Чапаевский парк. Начало 1980-х. Фото:
Впервые Солженицын и Шаламов встретились в редакции журнала «Новый мир» в конце ноября 1962 года. Шаламов тогда работал там внештатным внутренним рецензентом, а Солженицын был главной звездой журнала благодаря повести «Один день Ивана Денисовича». У них сразу завязалась теплая дружба.
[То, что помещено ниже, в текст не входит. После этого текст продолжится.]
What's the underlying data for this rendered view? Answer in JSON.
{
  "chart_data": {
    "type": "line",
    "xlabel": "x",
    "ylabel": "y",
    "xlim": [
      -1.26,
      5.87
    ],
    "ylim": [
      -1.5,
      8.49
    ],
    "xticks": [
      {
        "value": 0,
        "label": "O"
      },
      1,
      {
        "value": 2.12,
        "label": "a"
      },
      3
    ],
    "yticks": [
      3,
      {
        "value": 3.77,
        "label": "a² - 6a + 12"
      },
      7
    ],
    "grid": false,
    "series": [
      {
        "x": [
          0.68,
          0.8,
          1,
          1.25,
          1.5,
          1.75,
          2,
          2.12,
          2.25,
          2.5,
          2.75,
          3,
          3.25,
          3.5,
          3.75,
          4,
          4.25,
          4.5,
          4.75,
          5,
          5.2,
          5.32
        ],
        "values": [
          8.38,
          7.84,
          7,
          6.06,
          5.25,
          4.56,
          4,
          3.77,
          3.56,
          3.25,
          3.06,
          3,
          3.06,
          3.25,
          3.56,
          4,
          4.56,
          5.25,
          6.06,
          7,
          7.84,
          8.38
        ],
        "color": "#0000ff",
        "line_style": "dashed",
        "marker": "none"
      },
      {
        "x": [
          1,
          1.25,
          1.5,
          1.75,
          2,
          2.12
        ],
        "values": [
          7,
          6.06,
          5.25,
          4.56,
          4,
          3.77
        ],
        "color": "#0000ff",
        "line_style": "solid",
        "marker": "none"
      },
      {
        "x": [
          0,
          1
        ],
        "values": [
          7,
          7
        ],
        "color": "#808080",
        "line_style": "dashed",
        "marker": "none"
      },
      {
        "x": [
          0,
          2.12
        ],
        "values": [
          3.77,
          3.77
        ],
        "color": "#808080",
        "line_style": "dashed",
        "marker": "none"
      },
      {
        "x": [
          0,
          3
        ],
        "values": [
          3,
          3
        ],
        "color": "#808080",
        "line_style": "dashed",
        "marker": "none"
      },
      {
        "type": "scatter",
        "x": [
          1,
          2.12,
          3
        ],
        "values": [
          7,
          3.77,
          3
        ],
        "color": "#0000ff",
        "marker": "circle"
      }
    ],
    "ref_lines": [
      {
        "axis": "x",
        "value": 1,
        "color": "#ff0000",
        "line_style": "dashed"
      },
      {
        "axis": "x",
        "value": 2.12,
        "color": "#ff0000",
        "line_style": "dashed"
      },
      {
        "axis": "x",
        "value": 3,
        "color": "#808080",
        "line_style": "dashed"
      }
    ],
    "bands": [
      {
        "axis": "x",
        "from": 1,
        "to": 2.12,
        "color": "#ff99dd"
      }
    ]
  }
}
Вскоре после знакомства Шаламов отправил Солженицыну письмо, в котором хвалил его «Один день…»: «повесть — как стихи — в ней все совершенно, все целесообразно», «повесть очень хороша», «в повести все достоверно», «повесть эта для внимательного читателя — откровение в каждой ее фразе» (В. Т. Шаламов — А. И. Солженицыну, ноябрь 1962). В том же письме Шаламов поблагодарил Солженицына, что тот знает его стихи (Солженицын писал, что познакомился со стихами Шаламова еще в 1956 году, то есть за шесть лет до их личного знакомства), и попросил Солженицына показать его стихи и рассказы Александру Твардовскому, главному редактору «Нового мира»: «Скажите как-нибудь Твардовскому, что в его журнале лежат мои стихи более года, и я не могу добиться, чтобы их показали Твардовскому. Лежат там и рассказы, в которых я пытался показать лагерь так, как я его видел и понял» (В. Т. Шаламов — А. И. Солженицыну, ноябрь 1962). Однако Твардовский отказался печатать стихи Шаламова, назвав их, по воспоминаниям Солженицына, «слишком пастернаковскими» (Солженицын А. И. Бодался телёнок с дубом. С. 57). Мнение Твардовского о причинах отказа в печатании рассказов Шаламова неизвестно. В своих воспоминаниях Солженицын упоминает только стихотворения Шаламова, при этом отмечая, что он сам инициировал печатание произведений Шаламова: «Я убедил В. Т. Шаламова подобрать те стихи “Из колымских тетрадей” и “Маленькие поэмы”, которые казались безусловными, и передал их А. Т. через секретаря в закрытом пакете» (там же, с. 57).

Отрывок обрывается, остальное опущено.